Colocar en un cuenco o plato hondo el pollo y bañarlo con la salsa removiendo para que se impregnen todos los pedazos. Tapar con film y dejar marinar en la nevera durante al menos dos horas (cuanto más tiempo lo dejéis más intenso será el sabor).

Brochetas Pollo Rooibos (2)
Si vamos a utilizar palillos de madera o bambú habrá que sumergirlos en agua al menos durante media hora antes de usarlos para evitar que se quemen al cocinar las brochetas, especialmente si vamos a hacerlas a la brasa.

Pinchar trozos de pollo en las brochetas hasta llenarlas dejando unos centímetros por ambos lados para que sean más fáciles de manipular (las que yo usé eran pequeñas, el plato que veis en las fotos tiene 21 cm de diámetro).

Brochetas Pollo Rooibos (3)
Poner una sartén al fuego (también se pueden hacer en una plancha de cocina), cuando esté caliente cocinar las brochetas por cada lado volteándolas con unas pinzas (ojo con los pinchos, sobre todo si son metálicos, no os queméis), hasta que estén doradas y bien cocidas por dentro. Si ha quedado salsa de marinar, se pueden regar las brochetas con ella mientras se van cocinando. El proceso para la barbacoa es más o menos el mismo, teniendo especial cuidado al manipular las brochetas para evitar quemaduras.

Servir acompañado de algo fresco como una ensalada de tomate, hojas lechuga, canónigos, rúcula… y, para un extra de cítrico, unas rodajas de limón o lima.

¡Espero que os gusten!

Brochetas Pollo Rooibos (4)
Consejos:

Recordad que la carne de ave no se debe comer cruda, así que cuanto más gruesos sean los pedazos, más tardarán en asarse.

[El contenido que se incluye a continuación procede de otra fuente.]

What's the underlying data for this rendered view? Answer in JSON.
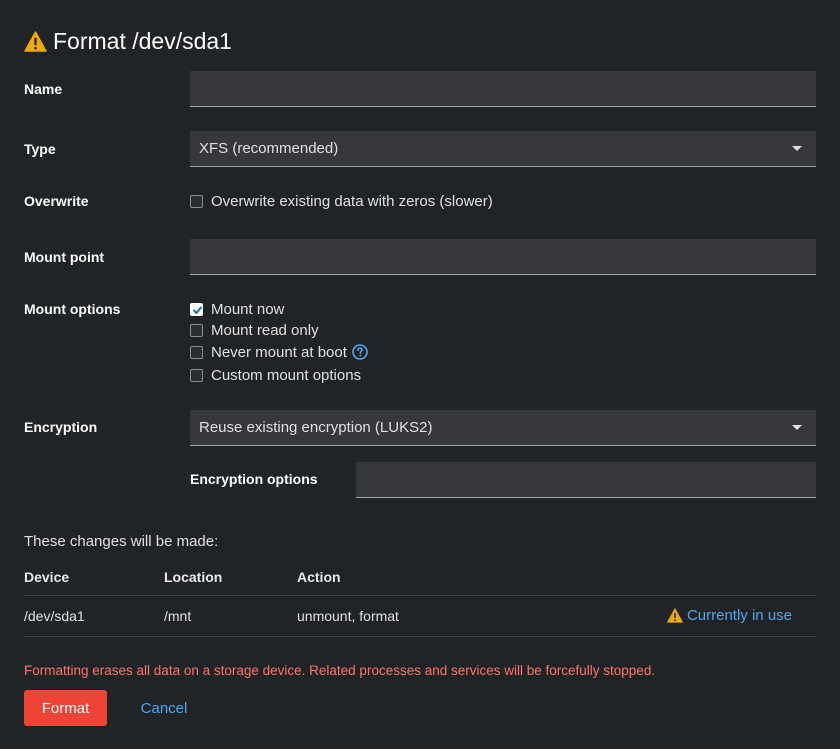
{
  "dialog": {
    "title": "Format /dev/sda1"
  },
  "form": {
    "name": {
      "label": "Name",
      "value": ""
    },
    "type": {
      "label": "Type",
      "value": "XFS (recommended)"
    },
    "overwrite": {
      "label": "Overwrite",
      "option": "Overwrite existing data with zeros (slower)",
      "checked": false
    },
    "mount_point": {
      "label": "Mount point",
      "value": ""
    },
    "mount_options": {
      "label": "Mount options",
      "items": [
        {
          "label": "Mount now",
          "checked": true
        },
        {
          "label": "Mount read only",
          "checked": false
        },
        {
          "label": "Never mount at boot",
          "checked": false,
          "help_icon": "question-circle-icon"
        },
        {
          "label": "Custom mount options",
          "checked": false
        }
      ]
    },
    "encryption": {
      "label": "Encryption",
      "value": "Reuse existing encryption (LUKS2)"
    },
    "encryption_options": {
      "label": "Encryption options",
      "value": ""
    }
  },
  "changes": {
    "title": "These changes will be made:",
    "columns": [
      "Device",
      "Location",
      "Action"
    ],
    "rows": [
      {
        "device": "/dev/sda1",
        "location": "/mnt",
        "action": "unmount, format",
        "status": "Currently in use",
        "status_icon": "warning-icon"
      }
    ]
  },
  "warning_text": "Formatting erases all data on a storage device. Related processes and services will be forcefully stopped.",
  "buttons": {
    "format": "Format",
    "cancel": "Cancel"
  },
  "colors": {
    "background": "#212427",
    "danger": "#ee4436",
    "link": "#4aa8ef",
    "warning": "#f0ab00"
  }
}
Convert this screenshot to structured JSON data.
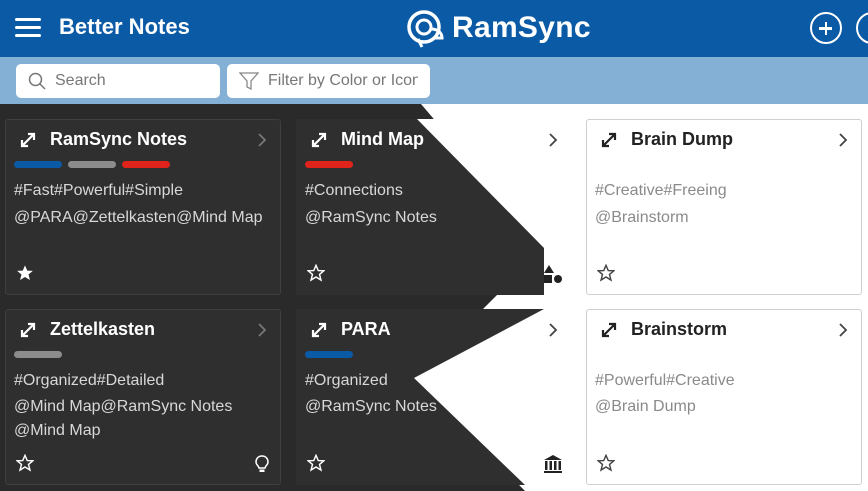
{
  "header": {
    "app_title": "Better Notes",
    "brand_name": "RamSync",
    "menu_icon": "hamburger-icon",
    "add_icon": "plus-circle-icon"
  },
  "toolbar": {
    "search_placeholder": "Search",
    "filter_placeholder": "Filter by Color or Icon"
  },
  "colors": {
    "header": "#0b5aa6",
    "toolbar": "#85b0d6",
    "dark_card": "#2f2f2f",
    "blue": "#0b5aa6",
    "gray": "#8c8c8c",
    "red": "#e0241b"
  },
  "cards": [
    {
      "title": "RamSync Notes",
      "tags": [
        "#0b5aa6",
        "#8c8c8c",
        "#e0241b"
      ],
      "lines": [
        "#Fast#Powerful#Simple",
        "@PARA@Zettelkasten@Mind Map"
      ],
      "starred": true,
      "icon": "none"
    },
    {
      "title": "Mind Map",
      "tags": [
        "#e0241b"
      ],
      "lines": [
        "#Connections",
        "@RamSync Notes"
      ],
      "starred": false,
      "icon": "shapes-icon"
    },
    {
      "title": "Brain Dump",
      "tags": [],
      "lines": [
        "#Creative#Freeing",
        "@Brainstorm"
      ],
      "starred": false,
      "icon": "none"
    },
    {
      "title": "Zettelkasten",
      "tags": [
        "#8c8c8c"
      ],
      "lines": [
        "#Organized#Detailed",
        "@Mind Map@RamSync Notes",
        "@Mind Map"
      ],
      "starred": false,
      "icon": "lightbulb-icon"
    },
    {
      "title": "PARA",
      "tags": [
        "#0b5aa6"
      ],
      "lines": [
        "#Organized",
        "@RamSync Notes"
      ],
      "starred": false,
      "icon": "bank-icon"
    },
    {
      "title": "Brainstorm",
      "tags": [],
      "lines": [
        "#Powerful#Creative",
        "@Brain Dump"
      ],
      "starred": false,
      "icon": "none"
    }
  ]
}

Si lo preferís, se puede marinar el pollo después de pincharlo en las brochetas, yo probé ambos métodos y no hay diferencia apreciable.

Si sois fans del picante, podéis aumentar la cantidad de cayena pero teniendo en cuenta que demasiado picante ocultará el sabor del rooibos, que debería ser el predominante.

El rooibos no tiene cafeína, así que esta receta es apta para los más pequeños de la casa también, aunque quizá deberéis prescindir de la cayena.

Brochetas Pollo Rooibos (6)
Fuente:

La idea la saqué de esta receta, pero modifiqué las cantidades de los ingredientes de la marinada.